What if mothering is about the how of it? In 1987 Hortense Spillers wrote “Mama’s Baby, Papa’s Maybe: A New American Grammar Book,” reminding her peers that motherHOOD is a status granted by patriarchy to white middle class women, those women whose legal rights to their children are never questioned, regardless of who does the labor (the how) of keeping them alive. MotherING is another matter, a possible action, the name for that nurturing work, that survival dance, worked by enslaved women who were forced to breastfeed the children of the status mothers while having no control over whether their birth or chosen children were sold away. Mothering is a form of labor worked by immigrant nannies like my grandmother who mothered wealthy white kids in order to send money to Jamaica for my mother and her brothers who could not afford the privilege of her presence. Mothering is worked by chosen and accidental mentors who agree to support some growing unpredictable thing called future. Mothering is worked by house mothers in ball culture who provide spaces of self-love and expression from/as queer youth of color in the street. What would it mean for us to take the word “mother” less as a gendered identity and more as a possible action, a technology of transformation that those people who do the most mothering labor are teaching us right now?
The queer thing is that we are still here.

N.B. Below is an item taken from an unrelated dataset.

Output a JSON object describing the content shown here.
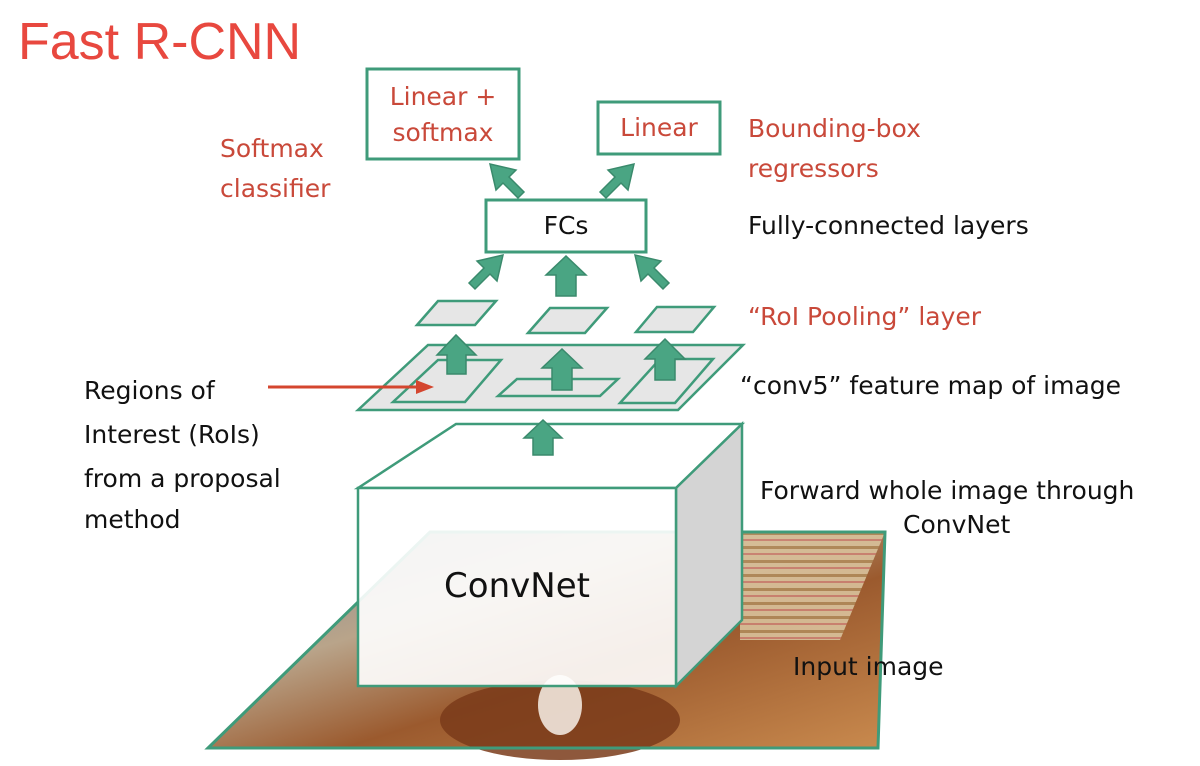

We can remember how to mother ourselves if we can remember the proto-queer of color movement that radicalized the meaning of mothering. In 1979 at the National 3rd World Lesbian and Gay Conference, where Audre Lorde gave the keynote speech, a caucus of lesbians agreed on the statement: “All children of lesbians are ours,” a socialist context for mothering, where children are not individual property but rather reminders of the context through which community exists.[4] This means that “mothering” is a queer thing. Not just when people who do not identify as heterosexual give birth to or adopt children and parent them, but all day long and everywhere when we acknowledge the creative power of transforming ourselves, and the ways we relate to each other. Because we were never meant to survive and here we are creating a world full of love.
Excerpted and reprinted from Revolutionary Mothering: Love on The Front Lines. Edited by Alexis Pauline Gumbs, China Martens, and Mai’a Williams. (PM Press, 2016).
[1] Also it’s the title of my dissertation “We Can Learn to Mother Ourselves: The Queer Survival of Black Feminism”.
[2] September 28 broadcast of Salem Radio Network's Bill Bennett's Morning in America.
[3]Luz Rodriguez, "Population Control in Puerto Rico", Conference Presentation at Let's Talk About Sex the SisterSong 10th Anniversary Conference, May 2006.
[4] Doc in “1st National Third World Lesbian and Gay Conference” in Off our Backs, November 1979, 14.